Overview
Specific Biologics Inc. (SBI) is developing Dualase®, a two-site genome editing platform designed to precisely remove, repair, or insert DNA sequences as therapeutic for serious genetic diseases. Unlike other genome editing systems like CRISPR-Cas, base editing or prime editing, Dualase enables accurate, programmable outcomes at diverse therapeutic targets unlocking the market for genome editing that is rapidly growing (+15.7% per year) and expected to reach over $40 billion/year by 2034.
The key objective of this project is to build a machine-learning (ML)-enabled prediction tool to design bespoke Dualase editors that maximize on-target activity and minimize off-target risk and identify highly active Dualase editors for therapeutic targets. It draws on the expertise of Dr. David Edgell at Western University, whose lab discovered Dualase editors, and SBI whose have developed therapeutics based in Dualase genome editors to 10+ therapeutic targets to date.
The ML tool will rapidly generate and identify bespoke Dualase editors in silico, reducing design-build-test cycles that require considerable wet lab empirical evaluation. This increases the probability of successfully identifying potent editors and enables SBI to advance more therapeutic programs in parallel internally, and together with partners.

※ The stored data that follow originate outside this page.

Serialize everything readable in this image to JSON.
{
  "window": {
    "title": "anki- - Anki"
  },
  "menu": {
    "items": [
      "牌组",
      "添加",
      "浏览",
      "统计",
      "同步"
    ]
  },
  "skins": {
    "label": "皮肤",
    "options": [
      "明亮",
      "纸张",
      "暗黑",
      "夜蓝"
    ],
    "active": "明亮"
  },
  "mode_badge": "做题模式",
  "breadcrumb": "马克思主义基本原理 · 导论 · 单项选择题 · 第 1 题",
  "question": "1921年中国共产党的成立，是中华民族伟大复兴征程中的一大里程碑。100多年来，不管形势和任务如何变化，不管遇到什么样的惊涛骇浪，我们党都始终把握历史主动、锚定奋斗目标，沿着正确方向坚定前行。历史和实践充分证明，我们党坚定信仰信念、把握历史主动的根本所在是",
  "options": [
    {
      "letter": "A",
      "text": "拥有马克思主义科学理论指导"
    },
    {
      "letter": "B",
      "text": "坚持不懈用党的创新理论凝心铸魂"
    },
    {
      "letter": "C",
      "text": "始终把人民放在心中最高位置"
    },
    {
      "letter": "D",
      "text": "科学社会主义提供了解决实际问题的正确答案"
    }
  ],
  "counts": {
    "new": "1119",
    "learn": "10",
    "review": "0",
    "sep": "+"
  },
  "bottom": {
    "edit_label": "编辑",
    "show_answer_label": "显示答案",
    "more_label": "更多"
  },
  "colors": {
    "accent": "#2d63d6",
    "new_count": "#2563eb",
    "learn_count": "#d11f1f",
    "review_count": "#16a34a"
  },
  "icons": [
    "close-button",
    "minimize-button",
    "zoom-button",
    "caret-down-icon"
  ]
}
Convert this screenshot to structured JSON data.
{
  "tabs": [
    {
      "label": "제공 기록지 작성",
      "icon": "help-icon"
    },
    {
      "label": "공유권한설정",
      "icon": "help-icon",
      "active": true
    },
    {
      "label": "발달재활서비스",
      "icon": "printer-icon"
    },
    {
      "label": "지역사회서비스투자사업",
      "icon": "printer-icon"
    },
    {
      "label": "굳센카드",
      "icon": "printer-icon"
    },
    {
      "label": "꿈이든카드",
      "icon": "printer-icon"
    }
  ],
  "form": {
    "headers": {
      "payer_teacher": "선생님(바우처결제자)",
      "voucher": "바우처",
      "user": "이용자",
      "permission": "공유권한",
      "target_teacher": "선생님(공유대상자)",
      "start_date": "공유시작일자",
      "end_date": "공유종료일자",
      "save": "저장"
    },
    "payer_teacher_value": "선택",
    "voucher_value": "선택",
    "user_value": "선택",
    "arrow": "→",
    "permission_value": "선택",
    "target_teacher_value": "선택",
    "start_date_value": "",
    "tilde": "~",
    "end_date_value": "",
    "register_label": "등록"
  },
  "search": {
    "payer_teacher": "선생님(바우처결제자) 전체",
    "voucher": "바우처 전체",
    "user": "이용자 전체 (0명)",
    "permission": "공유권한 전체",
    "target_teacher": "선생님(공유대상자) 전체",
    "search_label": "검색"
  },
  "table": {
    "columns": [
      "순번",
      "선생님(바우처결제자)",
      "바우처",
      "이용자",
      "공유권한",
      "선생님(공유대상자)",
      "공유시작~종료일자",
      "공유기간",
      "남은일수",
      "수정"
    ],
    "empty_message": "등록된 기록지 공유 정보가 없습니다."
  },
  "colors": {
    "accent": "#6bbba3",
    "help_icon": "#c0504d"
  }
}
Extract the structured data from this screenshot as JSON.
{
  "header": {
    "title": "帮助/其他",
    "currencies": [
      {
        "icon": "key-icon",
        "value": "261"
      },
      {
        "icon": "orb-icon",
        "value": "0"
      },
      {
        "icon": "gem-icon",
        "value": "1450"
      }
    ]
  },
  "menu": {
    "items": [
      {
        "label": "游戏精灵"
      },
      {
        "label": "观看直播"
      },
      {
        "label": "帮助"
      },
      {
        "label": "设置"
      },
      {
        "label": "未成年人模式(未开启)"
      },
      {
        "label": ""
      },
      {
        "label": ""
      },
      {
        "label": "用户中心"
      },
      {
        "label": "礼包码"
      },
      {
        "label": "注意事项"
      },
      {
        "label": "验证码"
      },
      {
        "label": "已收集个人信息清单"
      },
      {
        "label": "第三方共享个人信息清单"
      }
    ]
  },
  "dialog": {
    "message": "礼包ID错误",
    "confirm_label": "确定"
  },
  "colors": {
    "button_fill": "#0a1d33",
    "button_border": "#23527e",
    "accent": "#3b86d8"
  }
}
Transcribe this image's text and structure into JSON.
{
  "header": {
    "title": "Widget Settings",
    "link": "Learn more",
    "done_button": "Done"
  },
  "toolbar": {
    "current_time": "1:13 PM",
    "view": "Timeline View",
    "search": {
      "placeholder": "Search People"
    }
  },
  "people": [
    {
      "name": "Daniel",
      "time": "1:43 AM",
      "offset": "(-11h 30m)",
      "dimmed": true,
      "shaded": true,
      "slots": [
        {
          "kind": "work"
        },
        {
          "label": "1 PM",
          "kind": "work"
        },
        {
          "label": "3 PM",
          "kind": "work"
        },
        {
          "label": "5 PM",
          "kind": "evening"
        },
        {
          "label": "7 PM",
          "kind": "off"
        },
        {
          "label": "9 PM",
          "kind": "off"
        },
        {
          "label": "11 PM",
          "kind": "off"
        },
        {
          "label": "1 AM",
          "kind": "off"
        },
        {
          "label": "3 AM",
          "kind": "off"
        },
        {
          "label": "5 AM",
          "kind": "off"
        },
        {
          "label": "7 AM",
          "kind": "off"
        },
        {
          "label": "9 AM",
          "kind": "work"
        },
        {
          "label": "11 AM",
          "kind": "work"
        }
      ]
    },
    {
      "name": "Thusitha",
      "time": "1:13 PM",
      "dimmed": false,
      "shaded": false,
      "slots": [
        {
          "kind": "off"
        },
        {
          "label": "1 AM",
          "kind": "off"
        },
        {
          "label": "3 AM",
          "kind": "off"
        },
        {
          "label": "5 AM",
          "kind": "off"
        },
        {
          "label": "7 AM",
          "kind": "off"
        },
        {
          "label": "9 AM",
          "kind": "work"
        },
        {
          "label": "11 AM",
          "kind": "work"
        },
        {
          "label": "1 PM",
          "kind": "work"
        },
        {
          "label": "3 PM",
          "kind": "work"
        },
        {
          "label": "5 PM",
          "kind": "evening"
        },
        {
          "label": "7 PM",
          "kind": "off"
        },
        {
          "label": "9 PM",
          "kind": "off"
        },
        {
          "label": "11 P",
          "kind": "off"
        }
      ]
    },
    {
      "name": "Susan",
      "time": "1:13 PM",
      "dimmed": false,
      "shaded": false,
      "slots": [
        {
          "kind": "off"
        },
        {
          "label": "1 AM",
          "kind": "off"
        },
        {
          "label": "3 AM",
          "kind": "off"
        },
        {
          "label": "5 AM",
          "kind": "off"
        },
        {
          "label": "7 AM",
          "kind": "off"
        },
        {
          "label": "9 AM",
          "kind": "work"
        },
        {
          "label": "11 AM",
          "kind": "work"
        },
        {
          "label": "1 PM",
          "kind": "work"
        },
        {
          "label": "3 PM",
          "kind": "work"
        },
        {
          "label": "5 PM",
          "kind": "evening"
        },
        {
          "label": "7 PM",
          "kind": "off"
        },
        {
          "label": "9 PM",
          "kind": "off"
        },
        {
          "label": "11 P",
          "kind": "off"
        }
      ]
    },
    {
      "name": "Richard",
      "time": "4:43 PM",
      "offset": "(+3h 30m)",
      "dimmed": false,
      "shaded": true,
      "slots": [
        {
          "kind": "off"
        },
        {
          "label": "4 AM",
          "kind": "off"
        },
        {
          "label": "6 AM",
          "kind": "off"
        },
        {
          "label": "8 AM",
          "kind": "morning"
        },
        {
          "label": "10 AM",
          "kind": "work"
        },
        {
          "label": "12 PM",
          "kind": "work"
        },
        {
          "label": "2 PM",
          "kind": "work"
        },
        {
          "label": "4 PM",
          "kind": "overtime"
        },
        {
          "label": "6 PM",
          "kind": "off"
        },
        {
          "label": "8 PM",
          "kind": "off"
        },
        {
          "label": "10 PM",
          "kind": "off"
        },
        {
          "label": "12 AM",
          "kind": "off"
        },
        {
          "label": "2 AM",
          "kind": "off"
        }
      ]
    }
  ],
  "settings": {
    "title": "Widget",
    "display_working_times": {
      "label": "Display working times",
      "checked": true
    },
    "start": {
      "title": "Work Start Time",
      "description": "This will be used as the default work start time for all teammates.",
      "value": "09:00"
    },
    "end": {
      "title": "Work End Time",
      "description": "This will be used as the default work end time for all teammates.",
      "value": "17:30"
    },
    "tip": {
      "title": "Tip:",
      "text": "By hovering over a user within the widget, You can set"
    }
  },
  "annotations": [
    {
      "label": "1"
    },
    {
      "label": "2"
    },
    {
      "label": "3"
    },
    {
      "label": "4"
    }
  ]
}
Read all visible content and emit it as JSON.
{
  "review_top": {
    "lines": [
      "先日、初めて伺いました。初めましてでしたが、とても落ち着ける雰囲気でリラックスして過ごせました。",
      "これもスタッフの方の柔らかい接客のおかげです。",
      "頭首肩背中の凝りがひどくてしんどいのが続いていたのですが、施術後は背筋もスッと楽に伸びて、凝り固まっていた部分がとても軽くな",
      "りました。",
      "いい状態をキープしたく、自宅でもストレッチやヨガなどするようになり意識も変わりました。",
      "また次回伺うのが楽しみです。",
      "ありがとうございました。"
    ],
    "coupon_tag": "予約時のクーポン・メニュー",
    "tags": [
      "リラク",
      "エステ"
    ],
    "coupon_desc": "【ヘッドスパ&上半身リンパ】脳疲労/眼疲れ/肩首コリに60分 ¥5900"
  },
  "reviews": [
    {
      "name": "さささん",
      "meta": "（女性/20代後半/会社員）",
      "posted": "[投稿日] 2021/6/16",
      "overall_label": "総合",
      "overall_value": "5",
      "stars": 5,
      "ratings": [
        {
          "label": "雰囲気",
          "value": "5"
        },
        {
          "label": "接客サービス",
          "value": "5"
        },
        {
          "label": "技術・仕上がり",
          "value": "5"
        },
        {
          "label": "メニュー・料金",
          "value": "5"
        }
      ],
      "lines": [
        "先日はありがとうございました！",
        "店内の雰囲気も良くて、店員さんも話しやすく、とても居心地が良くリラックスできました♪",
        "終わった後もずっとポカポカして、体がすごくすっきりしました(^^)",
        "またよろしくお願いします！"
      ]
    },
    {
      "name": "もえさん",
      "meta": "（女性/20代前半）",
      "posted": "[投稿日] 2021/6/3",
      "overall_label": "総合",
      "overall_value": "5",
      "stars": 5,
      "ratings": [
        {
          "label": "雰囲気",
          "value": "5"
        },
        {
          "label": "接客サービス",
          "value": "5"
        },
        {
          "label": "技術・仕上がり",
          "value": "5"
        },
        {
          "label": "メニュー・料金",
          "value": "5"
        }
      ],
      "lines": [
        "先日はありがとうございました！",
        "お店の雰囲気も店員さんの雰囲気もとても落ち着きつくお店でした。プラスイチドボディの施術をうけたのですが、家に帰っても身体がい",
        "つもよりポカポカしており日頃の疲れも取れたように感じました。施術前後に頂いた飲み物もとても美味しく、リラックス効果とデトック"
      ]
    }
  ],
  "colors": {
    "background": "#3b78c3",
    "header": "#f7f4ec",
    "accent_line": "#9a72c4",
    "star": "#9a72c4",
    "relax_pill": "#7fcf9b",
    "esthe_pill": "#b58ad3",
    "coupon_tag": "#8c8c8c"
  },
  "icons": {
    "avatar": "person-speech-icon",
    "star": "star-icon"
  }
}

The key aims of the project include generation of novel variants of Dualase directed to therapeutically relevant sequences using directed evolution, developing and validating the predictive ML model, and piloting new editors across multiple high-value disease targets.
Commercialization will follow a staged pathway. Internally, the tool will accelerate Specific Biologics’ own pipeline toward the clinic. Externally, it will accelerate partnerships by allowing design of Dualase constructs, creating new licensing and co-development revenues.
The expected benefits to Canada include high-skilled job creation in AI/ML, computational biology, and advanced therapeutics; expansion of Canada’s leadership in genome editing and machine learning; and enhance SBI commercialization capacity through new intellectual property and licensable therapeutics positioning SBI as an end-to-end therapeutic anchor company in Canada.
The project will also deliver a powerful capability to accelerate research timeline in the Canadian research community through non-commercial licensing, saving months of wet lab experimentation and reduce R&D costs. Importantly, the tool will bring innovative treatments to patients sooner, and strengthen SBI’s asset value and partnership potential, all while contributing to improved health outcomes for patients in Ontario, Canada and globally.